There is a very good mix of activities. And I feel that slowly but steadily the economy is improving, Bulgaria is getting more and more in the spotlight of the European activities because a lot of investors are coming here. I am very optimistic for the future of this country and this city.

How would you characterize the competition among the five-star hotels in Sofia?

I think that there should be a more cohesive and concerted effort amongst all hoteliers, especially among the five-star hotels in the city, so there should be more in terms of going on the market with a more coherent rate policy. I think this is lacking.

Moreover, I also think there is a lack of coordination between the hoteliers of the city and the local tourism bureaus and organizations. There is a lot of work to be done to promote Sofia as a business destination in particular but also as a leisure destination all over the world. I think this is lacking.

The Sheraton Sofia Hotel Balkan appears to be sitting right on the spot of the summer palace of Emperor Constantine the Great. With the recent plans of the Sofia authorities to excavate and display more of this cultural heritage from the ancient city of Serdika in the very downtown of Sofia right around your hotel, how do you plan to capitalize on it?

First, we need to see exactly what these government plans entail, then we need to see exactly when it will happen, what exactly will happen, how much of this space will be utilized for these excavations.

I will say it’s too early but, yes, indeed, we do have our plans but I would not disclose anything at this point until we are familiar with the full scope of the works. But we do have a game plan ready in place.

As a Greek expat manager, would you say you feel more at home in Bulgaria than you have in other locations?

Actually, I am honored to tell you that I have Bulgarian blood running in my veins because my great-great-grandfather was a Bulgarian, from Plovdiv.

In a sense, I feel as if I have come back to my roots with this assignment at the Sheraton in Sofia. Bulgaria has always occupied a special place in my heart because my grandmother used to talk to me in Bulgarian when I was young. So I have some found memories of the country, and now that I am here, I feel very happy, and very settled down, actually.

I think that Bulgarians and Greeks have a lot in common – in terms of culture, habits, society. We can do a lot of things together – because we are very close geographically speaking.

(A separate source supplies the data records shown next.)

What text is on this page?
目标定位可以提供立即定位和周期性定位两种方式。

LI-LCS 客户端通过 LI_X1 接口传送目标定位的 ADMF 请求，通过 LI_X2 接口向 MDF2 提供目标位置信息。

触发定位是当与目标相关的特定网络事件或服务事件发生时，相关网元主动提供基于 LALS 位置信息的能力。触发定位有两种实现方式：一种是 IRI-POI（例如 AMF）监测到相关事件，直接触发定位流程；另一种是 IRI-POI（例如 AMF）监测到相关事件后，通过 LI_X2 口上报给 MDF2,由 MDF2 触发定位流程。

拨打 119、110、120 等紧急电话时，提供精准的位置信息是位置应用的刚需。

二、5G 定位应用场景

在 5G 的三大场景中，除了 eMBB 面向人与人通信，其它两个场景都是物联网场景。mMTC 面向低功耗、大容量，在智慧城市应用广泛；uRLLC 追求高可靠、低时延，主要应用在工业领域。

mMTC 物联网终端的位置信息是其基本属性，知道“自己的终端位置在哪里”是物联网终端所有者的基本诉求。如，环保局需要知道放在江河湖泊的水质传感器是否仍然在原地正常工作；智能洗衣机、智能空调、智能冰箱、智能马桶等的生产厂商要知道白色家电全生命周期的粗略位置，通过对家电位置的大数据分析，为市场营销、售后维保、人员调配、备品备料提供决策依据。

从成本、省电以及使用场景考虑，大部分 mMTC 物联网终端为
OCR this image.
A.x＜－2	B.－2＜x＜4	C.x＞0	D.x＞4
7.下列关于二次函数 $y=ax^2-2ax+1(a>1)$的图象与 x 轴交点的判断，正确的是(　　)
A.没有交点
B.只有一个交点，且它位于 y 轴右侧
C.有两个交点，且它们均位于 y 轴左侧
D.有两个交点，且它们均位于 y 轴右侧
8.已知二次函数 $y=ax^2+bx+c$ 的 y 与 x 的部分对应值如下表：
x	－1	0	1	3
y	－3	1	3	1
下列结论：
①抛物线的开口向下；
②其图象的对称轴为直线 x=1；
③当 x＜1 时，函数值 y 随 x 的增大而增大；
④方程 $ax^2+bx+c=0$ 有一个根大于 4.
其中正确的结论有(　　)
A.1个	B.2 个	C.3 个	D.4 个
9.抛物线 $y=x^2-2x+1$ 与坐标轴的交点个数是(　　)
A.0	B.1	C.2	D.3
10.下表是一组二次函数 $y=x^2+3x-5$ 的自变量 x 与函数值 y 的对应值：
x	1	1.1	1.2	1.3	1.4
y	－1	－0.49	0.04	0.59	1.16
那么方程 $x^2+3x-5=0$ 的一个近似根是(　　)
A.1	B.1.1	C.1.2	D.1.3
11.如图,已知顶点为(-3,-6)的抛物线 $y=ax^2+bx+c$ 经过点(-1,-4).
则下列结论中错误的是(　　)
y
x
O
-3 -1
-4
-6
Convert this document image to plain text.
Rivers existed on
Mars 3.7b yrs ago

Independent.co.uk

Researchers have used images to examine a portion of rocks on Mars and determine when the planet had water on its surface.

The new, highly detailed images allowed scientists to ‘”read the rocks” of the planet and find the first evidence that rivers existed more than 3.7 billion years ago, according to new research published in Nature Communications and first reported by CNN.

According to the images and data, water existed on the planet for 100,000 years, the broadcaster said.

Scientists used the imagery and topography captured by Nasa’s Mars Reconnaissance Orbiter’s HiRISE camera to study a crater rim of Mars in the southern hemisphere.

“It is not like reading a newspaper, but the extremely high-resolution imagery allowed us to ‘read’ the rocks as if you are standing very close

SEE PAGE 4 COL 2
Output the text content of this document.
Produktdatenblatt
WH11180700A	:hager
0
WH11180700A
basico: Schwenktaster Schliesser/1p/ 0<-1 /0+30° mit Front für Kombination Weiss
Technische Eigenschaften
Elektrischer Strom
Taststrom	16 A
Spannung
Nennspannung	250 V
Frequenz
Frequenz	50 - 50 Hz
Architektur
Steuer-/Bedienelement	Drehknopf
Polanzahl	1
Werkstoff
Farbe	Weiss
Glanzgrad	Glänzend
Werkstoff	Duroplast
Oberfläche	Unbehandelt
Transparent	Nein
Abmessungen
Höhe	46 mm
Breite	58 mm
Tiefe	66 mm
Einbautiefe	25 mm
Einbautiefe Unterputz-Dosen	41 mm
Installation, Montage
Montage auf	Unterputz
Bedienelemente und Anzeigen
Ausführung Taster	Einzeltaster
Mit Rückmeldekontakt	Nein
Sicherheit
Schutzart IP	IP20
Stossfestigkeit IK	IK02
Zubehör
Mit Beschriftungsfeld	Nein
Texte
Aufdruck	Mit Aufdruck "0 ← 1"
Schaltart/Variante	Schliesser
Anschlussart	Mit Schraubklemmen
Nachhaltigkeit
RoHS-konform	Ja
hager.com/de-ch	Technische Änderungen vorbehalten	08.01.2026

Our minds are very close, we come from the Balkans, which is a great region in Europe. So there are a lot of things in common. Including the food. You have your Shopska Salad, we call it Greek Salad, it is a variety of the Greek or the Shopska Salad.

Even now we have a lot of Greek people staying at the hotel. About 35% to 45% of our guests, depending on the season, come from Greece – business, leisure. This is very important because these Greek people bring here their money, it is a good boost for the Bulgarian economy, and because there are a lot of prominent Greek companies here.

We are very happy that we are part of it, with the N. Daskalatonakis Group, Classical Hotels and Resorts, we have raised the flag in Sofia, and we feel very confident that we will continue to improve here.